Incremental compilation reduces rebuild time. With a good incremental build system, optimizations can be rechecked rather than rediscovered, so that the program doesn’t actually spend much time optimizing even though it has expensive optimizations.

Hot reloading

Hot reloading or “edit and continue” is the ability to change code and resources of a live application without restarting it. It speeds up the edit-test cycle because you can stay on a certain state of the program without needing to spend time to recreate it. It can be useful for games, UI design, or data analysis.

Edit and continue is really a debugger feature, because usually you edit the code while paused on a breakpoint, rather than while the program is actually running. Integrating with omniscient debugging is probably best, so you can manually select an old state and then evolve it using the new transition rules. For example when editing the jump height for a jump’n’run game, you probably don’t want to continue from the game’s start, or even the first jump input, but rather to just before the one tricky jump in the middle of the level. There is no indication of this magic location in the code or program state besides the player’s x-coordinate being a certain value.

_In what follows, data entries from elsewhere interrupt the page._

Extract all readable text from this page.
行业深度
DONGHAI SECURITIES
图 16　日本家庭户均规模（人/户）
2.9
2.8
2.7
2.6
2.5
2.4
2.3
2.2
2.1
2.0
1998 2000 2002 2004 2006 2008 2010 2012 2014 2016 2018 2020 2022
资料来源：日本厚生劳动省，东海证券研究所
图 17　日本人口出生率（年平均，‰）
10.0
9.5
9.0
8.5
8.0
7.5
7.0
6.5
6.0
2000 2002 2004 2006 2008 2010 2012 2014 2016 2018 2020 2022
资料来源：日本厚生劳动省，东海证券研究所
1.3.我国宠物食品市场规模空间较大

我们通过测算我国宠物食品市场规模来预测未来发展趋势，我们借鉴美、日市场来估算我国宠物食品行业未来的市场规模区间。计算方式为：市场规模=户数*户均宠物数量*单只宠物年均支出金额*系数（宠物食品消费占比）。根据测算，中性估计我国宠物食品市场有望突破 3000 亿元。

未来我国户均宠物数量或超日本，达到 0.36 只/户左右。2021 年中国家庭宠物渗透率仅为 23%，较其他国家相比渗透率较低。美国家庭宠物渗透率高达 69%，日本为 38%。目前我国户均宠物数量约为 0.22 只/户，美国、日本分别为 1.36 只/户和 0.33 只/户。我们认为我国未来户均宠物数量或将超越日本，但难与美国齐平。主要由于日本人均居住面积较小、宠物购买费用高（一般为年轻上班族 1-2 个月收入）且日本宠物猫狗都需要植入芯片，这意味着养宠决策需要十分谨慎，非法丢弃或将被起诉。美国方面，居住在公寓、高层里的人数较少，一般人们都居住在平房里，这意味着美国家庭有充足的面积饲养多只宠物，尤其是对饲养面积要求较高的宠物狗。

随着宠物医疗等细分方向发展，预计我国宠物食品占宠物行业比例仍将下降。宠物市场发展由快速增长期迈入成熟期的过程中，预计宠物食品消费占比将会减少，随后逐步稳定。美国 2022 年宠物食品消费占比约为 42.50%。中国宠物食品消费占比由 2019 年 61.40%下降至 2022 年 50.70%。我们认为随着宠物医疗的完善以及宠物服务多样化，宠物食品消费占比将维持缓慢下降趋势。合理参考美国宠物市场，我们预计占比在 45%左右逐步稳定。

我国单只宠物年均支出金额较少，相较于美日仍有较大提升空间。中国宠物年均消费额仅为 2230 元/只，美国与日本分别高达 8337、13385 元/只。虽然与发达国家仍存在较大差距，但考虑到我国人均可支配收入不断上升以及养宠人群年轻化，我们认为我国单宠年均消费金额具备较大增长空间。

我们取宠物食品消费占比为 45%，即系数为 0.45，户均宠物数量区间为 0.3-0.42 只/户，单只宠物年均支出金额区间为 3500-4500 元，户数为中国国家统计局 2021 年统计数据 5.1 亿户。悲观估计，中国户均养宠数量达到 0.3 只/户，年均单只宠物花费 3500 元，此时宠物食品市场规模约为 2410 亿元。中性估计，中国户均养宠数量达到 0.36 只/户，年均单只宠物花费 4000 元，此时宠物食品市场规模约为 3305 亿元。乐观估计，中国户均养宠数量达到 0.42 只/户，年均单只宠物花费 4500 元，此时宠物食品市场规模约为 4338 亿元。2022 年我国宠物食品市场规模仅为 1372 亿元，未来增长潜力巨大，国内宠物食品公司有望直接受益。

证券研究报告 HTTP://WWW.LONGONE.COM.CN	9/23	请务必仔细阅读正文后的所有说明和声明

Erlang has hot code swapping, Smalltalks and Lisps have “live programming.” Assisting System Evolution: A Smalltalk Retrospective is a recommended read.

The most basic implementation is to patch functions calls so they call a new function instead of an old one. A JIT already does this kind of patching when switching from interpreted to optimized code, so can do it easily. With ahead-of-time you can compile a new DLL, duplicate it to avoid locking, load it, and swap out the function pointer, but it requires specially marking the hot-reloadable methods.

Functions generally assume a fixed set of types and a fixed memory representation for all types. Changing the types or their representation can break program invariants and cause memory corruption. But it is possible - there are some projects for live kernel patching that can patch in-memory data structures to the correct format.

State is also an issue because the memory manager must be aware of the local state of a piece that reloaded and avoid leaking memory. In the case of handles such as an OpenGL context the desirable behavior is to transfer them over to the new code, but if the initialization code is changed then the handle should instead be closed and re-initialized. So we see some sort of incremental program execution going on.

live-patching: depending on optimizations, all callers maybe impacted, therefore need to be patched as well.